While certain area retail centers are thriving, other older centers are sitting largely vacant.

“Some of our retail centers aren’t new and fresh anymore,” Round Rock Council Member Matt Baker said during a Jan. 16 work session.

Round Rock City Council discussed unattractive commercial centers, changing retail patterns and vacant retail space, among other challenges facing the city in 2020.

“We know big-box stores are declining,” Baker said. “The question is what to do with those spaces?”

As some aging facilities sit vacant, new construction continues in other parts of the market—though not at the feverish pace building new retail centers once occurred. Across Round Rock, Pflugerville and Hutto, more than 1.6 million square feet of new retail space was added from 2014-19.

Coming out of the 2008 recession, Tenenbaum said, construction of new retail is much slower across the country than it once was.

“If this were 2006 or 2007, we would have seen double—maybe more—the construction than we’re seeing,” he said.

Lenders have been restrained in giving loans, particularly for speculative retail space, he said. Now, most new inventory is built with tenants committed.

“We’re building far less retail than we have been,” Tenenbaum said. “When we do build, it’s typically well-leased. And that’s why as we build the new space, the vacancies continue to go down.”

Future of retail

The face of retail is changing. With the rise of e-commerce—the selling of products online—and home delivery services, major retail centers now focus on attracting service-based tenants: restaurants, fitness studios, beauty salons, medical providers and entertainment.

At University Oaks Shopping Center in Round Rock, an outdoor play space adjacent to several restaurants provides a draw for families, said Ivy Z. Greaner, executive vice president and chief operating officer of the InvenTrust Properties Corp. InvenTrust acquired the University Oaks Shopping Center in 2009.

“This has been a very stable center, with high occupancy throughout the last five years,” Greaner said in an email to Community Impact Newspaper. “The location and tenancy is solid and serves the population well.”

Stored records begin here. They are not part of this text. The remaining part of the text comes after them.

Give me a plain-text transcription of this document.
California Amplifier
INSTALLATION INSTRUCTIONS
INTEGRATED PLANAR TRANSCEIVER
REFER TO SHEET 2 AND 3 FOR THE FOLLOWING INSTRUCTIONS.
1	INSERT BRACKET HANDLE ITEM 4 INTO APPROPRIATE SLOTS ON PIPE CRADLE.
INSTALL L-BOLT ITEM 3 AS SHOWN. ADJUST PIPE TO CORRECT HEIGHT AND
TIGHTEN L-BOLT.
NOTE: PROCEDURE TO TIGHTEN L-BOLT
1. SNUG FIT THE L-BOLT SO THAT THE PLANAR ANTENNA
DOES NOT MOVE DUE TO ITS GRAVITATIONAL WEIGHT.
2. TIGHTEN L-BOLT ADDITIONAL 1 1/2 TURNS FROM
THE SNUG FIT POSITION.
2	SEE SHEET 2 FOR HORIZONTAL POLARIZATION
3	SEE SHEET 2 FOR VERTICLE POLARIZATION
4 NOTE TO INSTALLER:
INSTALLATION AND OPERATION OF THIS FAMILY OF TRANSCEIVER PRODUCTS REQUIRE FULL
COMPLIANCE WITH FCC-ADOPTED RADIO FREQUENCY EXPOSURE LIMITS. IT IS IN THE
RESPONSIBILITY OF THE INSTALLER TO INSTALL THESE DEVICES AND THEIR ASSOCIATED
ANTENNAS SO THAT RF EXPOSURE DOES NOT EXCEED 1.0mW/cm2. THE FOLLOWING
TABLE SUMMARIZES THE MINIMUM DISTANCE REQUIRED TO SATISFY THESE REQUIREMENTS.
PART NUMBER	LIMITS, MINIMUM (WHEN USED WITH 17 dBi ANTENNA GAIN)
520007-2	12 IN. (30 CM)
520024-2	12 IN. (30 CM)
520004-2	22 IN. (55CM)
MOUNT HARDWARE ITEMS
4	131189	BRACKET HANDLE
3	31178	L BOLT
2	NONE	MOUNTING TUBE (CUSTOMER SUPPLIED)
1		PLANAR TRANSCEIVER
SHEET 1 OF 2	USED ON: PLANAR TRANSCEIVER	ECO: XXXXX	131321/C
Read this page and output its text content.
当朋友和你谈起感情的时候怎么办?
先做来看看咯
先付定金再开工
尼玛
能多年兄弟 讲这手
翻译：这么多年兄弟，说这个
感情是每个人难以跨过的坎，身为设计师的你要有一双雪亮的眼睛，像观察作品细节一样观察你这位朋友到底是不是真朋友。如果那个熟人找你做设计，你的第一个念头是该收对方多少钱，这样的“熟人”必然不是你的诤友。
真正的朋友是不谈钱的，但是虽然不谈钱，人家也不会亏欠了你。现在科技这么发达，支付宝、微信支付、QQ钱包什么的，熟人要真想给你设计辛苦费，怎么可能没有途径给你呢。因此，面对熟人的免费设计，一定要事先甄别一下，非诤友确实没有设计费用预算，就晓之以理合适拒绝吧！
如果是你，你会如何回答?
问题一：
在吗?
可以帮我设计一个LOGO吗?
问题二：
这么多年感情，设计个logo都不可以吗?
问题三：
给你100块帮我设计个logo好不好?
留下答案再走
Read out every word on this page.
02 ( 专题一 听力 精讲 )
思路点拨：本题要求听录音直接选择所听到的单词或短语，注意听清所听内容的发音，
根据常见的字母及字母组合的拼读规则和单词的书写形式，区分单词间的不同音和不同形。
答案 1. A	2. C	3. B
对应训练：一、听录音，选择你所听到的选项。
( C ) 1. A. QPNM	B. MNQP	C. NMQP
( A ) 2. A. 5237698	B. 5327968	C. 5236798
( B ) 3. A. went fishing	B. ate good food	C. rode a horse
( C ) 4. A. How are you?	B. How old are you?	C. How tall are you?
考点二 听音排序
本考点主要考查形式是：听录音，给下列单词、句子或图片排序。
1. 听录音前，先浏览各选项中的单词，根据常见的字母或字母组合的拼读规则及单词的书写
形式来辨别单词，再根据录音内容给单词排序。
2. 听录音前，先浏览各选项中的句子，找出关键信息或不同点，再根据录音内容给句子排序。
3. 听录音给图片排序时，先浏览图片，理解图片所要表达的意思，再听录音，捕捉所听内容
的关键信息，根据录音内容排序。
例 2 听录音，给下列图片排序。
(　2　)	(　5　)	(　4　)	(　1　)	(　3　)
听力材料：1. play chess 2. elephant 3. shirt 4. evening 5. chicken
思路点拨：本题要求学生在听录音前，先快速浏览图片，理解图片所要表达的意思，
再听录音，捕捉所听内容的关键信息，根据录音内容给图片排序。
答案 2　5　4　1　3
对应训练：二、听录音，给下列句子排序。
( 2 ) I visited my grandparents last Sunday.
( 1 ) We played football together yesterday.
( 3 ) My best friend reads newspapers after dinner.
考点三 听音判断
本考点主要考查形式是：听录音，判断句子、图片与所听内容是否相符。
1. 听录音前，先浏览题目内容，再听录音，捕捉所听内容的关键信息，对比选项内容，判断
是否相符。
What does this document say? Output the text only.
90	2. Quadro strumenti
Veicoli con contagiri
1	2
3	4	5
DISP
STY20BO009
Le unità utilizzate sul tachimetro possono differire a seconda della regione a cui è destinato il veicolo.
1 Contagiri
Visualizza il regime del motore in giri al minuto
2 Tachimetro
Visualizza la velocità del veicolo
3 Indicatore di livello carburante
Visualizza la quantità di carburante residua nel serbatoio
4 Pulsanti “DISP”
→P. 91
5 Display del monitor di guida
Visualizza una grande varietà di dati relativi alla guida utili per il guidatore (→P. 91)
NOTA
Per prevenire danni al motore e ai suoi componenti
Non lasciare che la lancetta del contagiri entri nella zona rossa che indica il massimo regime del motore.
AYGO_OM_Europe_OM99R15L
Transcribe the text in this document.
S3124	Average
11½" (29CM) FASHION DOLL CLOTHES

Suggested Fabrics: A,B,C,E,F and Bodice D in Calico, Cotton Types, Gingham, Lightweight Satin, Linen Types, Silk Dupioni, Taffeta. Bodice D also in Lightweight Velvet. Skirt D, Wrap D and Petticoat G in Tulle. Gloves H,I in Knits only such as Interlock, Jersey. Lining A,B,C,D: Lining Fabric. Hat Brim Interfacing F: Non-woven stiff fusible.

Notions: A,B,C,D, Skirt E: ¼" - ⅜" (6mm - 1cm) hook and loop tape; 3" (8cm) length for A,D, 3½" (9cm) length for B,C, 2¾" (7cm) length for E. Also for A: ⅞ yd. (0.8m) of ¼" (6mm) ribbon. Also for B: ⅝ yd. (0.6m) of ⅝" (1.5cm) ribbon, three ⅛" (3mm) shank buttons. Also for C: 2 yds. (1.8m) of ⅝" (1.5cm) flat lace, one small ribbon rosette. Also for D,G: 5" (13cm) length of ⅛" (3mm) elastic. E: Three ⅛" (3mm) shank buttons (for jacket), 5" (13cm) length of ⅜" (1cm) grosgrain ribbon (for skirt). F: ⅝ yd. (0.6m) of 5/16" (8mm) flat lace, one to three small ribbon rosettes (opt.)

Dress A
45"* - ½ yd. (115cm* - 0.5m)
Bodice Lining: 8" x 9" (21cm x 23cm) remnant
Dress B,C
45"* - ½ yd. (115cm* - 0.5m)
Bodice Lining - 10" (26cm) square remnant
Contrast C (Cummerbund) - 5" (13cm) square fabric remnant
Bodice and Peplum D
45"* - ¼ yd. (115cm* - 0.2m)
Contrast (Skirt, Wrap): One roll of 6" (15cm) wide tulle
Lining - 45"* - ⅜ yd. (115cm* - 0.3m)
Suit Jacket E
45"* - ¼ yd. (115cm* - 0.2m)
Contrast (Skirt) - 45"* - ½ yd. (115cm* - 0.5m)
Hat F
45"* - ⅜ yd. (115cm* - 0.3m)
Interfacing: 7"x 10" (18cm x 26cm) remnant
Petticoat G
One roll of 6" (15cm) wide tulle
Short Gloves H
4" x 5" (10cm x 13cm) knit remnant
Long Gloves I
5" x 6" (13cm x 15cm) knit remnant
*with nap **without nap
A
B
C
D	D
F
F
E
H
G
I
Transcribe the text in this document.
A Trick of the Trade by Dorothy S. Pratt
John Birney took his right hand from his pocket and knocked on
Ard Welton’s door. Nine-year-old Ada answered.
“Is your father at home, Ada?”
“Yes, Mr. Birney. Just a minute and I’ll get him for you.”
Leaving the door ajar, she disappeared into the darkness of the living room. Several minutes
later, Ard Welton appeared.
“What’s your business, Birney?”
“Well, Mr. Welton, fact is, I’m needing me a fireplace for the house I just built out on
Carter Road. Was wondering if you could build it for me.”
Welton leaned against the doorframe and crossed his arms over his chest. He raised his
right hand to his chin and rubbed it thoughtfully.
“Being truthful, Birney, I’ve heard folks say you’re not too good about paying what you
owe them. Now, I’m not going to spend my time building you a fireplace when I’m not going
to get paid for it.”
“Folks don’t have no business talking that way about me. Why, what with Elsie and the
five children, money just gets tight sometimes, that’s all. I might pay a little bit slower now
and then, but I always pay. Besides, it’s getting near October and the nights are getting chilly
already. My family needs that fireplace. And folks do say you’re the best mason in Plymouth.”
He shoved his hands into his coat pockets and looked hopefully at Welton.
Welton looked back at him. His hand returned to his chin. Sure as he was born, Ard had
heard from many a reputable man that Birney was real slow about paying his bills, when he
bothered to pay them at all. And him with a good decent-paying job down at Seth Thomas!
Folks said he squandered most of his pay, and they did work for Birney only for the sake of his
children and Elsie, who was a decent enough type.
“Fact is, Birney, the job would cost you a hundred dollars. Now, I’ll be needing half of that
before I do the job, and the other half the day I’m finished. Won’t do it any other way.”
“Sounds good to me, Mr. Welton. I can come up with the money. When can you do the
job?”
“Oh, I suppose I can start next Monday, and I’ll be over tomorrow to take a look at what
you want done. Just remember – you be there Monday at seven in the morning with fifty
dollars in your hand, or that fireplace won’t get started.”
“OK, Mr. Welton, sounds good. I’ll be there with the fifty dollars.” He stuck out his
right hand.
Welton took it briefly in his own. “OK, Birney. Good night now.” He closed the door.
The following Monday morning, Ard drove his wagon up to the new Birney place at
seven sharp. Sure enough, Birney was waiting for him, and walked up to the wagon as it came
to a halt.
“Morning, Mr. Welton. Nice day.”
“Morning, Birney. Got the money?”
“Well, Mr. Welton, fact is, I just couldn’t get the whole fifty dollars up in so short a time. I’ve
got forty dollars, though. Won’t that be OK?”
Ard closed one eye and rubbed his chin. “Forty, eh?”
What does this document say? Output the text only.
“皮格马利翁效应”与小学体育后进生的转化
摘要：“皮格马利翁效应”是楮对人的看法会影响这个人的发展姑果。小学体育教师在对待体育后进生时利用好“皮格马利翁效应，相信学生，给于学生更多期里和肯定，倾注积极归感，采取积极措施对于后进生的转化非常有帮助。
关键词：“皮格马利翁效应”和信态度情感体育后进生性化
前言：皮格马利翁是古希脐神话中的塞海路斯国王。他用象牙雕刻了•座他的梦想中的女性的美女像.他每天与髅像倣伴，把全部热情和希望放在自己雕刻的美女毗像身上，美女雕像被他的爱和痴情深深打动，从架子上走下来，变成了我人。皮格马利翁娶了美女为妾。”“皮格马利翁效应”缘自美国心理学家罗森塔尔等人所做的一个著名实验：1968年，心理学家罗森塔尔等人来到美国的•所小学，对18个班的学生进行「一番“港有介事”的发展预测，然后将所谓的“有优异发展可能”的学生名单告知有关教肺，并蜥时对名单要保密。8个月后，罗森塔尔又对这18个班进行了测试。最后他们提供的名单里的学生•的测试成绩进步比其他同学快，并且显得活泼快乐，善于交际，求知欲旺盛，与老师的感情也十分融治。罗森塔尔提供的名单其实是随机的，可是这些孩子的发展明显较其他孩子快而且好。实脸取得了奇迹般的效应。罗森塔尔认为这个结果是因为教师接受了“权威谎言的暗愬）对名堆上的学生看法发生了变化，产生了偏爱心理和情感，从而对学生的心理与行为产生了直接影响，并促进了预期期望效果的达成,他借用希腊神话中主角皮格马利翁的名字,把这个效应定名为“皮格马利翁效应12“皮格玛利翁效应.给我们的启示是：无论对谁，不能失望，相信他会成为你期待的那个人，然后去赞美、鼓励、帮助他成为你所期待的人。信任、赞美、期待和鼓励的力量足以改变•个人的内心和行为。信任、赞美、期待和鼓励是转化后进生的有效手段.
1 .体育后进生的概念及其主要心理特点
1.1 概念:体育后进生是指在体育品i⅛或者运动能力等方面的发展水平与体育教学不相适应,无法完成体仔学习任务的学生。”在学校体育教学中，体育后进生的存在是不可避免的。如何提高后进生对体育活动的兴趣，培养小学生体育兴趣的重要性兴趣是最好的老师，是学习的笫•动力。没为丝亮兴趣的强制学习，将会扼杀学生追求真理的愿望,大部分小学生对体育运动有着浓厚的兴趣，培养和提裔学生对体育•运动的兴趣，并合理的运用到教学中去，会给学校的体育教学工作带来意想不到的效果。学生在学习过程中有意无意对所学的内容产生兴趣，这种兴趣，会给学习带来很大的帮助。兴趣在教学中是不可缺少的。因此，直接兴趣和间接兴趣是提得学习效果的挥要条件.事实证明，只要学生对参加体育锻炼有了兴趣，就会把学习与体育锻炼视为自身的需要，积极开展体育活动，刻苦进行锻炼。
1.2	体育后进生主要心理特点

As it stands, University Oaks is 85% leased, Greaner said. A larger box vacancy, which is under negotiation now, will bring the shopping center to 95% occupancy, she said.

“Retail has continually changed shape throughout the years,” Greaner said. “Well-positioned real estate, as well as forward-thinking landlords, have always been able to adjust to the marketplace changes to continue to meet the needs of the community and help drive sales for their tenant constituents.”

Frielander said location in an area with high population growth is key to future success.

“Stone Hill is a pretty stable asset right now, and I don’t foresee much changing in the future,” Frielander said. “It’s such a dominant center. I just expect that in five years, everyone will be doing even better. I think it’ll continue to be a very strong center with very low vacancies.”